Month 6 - Capstone (Weeks 21–24)¶
The first five months were instrumented practice. Month 6 is one substantial project, defended end-to-end. Pick one of the three tracks in CAPSTONE_PROJECTS.md. The schedule below is track-agnostic - the deliverables differ, the cadence doesn't.
Estimated effort: 60–80 hours over four weeks.
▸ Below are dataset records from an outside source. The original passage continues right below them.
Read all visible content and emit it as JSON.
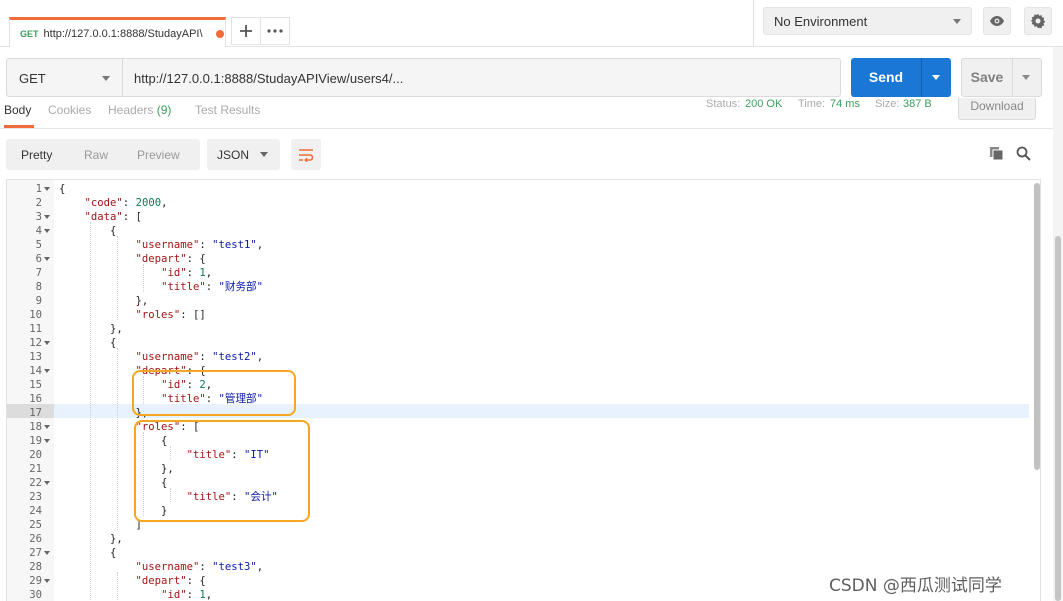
{
  "tab": {
    "method": "GET",
    "title": "http://127.0.0.1:8888/StudayAPI\\"
  },
  "tabbar": {
    "add_icon": "plus-icon",
    "more_icon": "more-icon"
  },
  "environment": {
    "selected": "No Environment"
  },
  "request": {
    "method": "GET",
    "url": "http://127.0.0.1:8888/StudayAPIView/users4/...",
    "send_label": "Send",
    "save_label": "Save"
  },
  "response_tabs": {
    "body": "Body",
    "cookies": "Cookies",
    "headers": "Headers",
    "headers_count": "(9)",
    "test_results": "Test Results",
    "status_label": "Status:",
    "status_value": "200 OK",
    "time_label": "Time:",
    "time_value": "74 ms",
    "size_label": "Size:",
    "size_value": "387 B",
    "download": "Download"
  },
  "view": {
    "pretty": "Pretty",
    "raw": "Raw",
    "preview": "Preview",
    "format": "JSON"
  },
  "code_lines": [
    {
      "n": "1",
      "fold": true,
      "t": "{"
    },
    {
      "n": "2",
      "fold": false,
      "t": "    \"code\": 2000,"
    },
    {
      "n": "3",
      "fold": true,
      "t": "    \"data\": ["
    },
    {
      "n": "4",
      "fold": true,
      "t": "        {"
    },
    {
      "n": "5",
      "fold": false,
      "t": "            \"username\": \"test1\","
    },
    {
      "n": "6",
      "fold": true,
      "t": "            \"depart\": {"
    },
    {
      "n": "7",
      "fold": false,
      "t": "                \"id\": 1,"
    },
    {
      "n": "8",
      "fold": false,
      "t": "                \"title\": \"财务部\""
    },
    {
      "n": "9",
      "fold": false,
      "t": "            },"
    },
    {
      "n": "10",
      "fold": false,
      "t": "            \"roles\": []"
    },
    {
      "n": "11",
      "fold": false,
      "t": "        },"
    },
    {
      "n": "12",
      "fold": true,
      "t": "        {"
    },
    {
      "n": "13",
      "fold": false,
      "t": "            \"username\": \"test2\","
    },
    {
      "n": "14",
      "fold": true,
      "t": "            \"depart\": {"
    },
    {
      "n": "15",
      "fold": false,
      "t": "                \"id\": 2,"
    },
    {
      "n": "16",
      "fold": false,
      "t": "                \"title\": \"管理部\""
    },
    {
      "n": "17",
      "fold": false,
      "t": "            },"
    },
    {
      "n": "18",
      "fold": true,
      "t": "            \"roles\": ["
    },
    {
      "n": "19",
      "fold": true,
      "t": "                {"
    },
    {
      "n": "20",
      "fold": false,
      "t": "                    \"title\": \"IT\""
    },
    {
      "n": "21",
      "fold": false,
      "t": "                },"
    },
    {
      "n": "22",
      "fold": true,
      "t": "                {"
    },
    {
      "n": "23",
      "fold": false,
      "t": "                    \"title\": \"会计\""
    },
    {
      "n": "24",
      "fold": false,
      "t": "                }"
    },
    {
      "n": "25",
      "fold": false,
      "t": "            ]"
    },
    {
      "n": "26",
      "fold": false,
      "t": "        },"
    },
    {
      "n": "27",
      "fold": true,
      "t": "        {"
    },
    {
      "n": "28",
      "fold": false,
      "t": "            \"username\": \"test3\","
    },
    {
      "n": "29",
      "fold": true,
      "t": "            \"depart\": {"
    },
    {
      "n": "30",
      "fold": false,
      "t": "                \"id\": 1,"
    }
  ],
  "highlighted_line": "17",
  "annotation_color": "#f5a623",
  "accent": "#f26b3a",
  "send_color": "#1b77d6",
  "watermark": "CSDN @西瓜测试同学"
}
Real engineering, not toy code.
Weeks¶
- Week 21 - Design and Foundation
- Week 22 - Core Implementation
- Week 23 - Failure, Observability, and Operations
- Week 24 - Defense
Month 6 Exit Criteria¶
You have: - One non-trivial system you built end-to-end, in modern Java, on the JVM you understand from runtime to deployment. - A repo, a runbook, a writeup, and a published artifact. - A defensible answer to "why Java for this?" - and an equally defensible answer to "where Java was the wrong choice."
You are now a master-level Java engineer. The curriculum is done. The career is not.
After Month 6¶
Pick one of:
- Contribute upstream. OpenJDK (see
APPENDIX_C_CONTRIBUTING_TO_OPENJDK.md), or a major framework (Spring, Quarkus, Micronaut), or an infrastructure project (Kafka, Cassandra, Elasticsearch, Trino - all heavyweight JVM codebases that train you on real-world performance work). - Specialize. Pick one of: JIT/Graal compiler, GC research (ZGC, Shenandoah, Generational ZGC), Loom continuations, Panama/FFI, Valhalla value classes, Vector API.
- Cross-pollinate. Take what you know about the JVM into Kotlin (still a JVM language; Kotlin coroutines vs Loom is an instructive contrast), or learn a non-JVM language with deep contrast: Rust (no GC, ownership), Go (
GO_LEARNIN_PLAN/- you have a 24-week roadmap for that too), or a strict-FP language (OCaml, Haskell).
The deliverable of mastery is not "I know Java." It is "I can pick the right tool, and when it's Java, I know which knob to turn."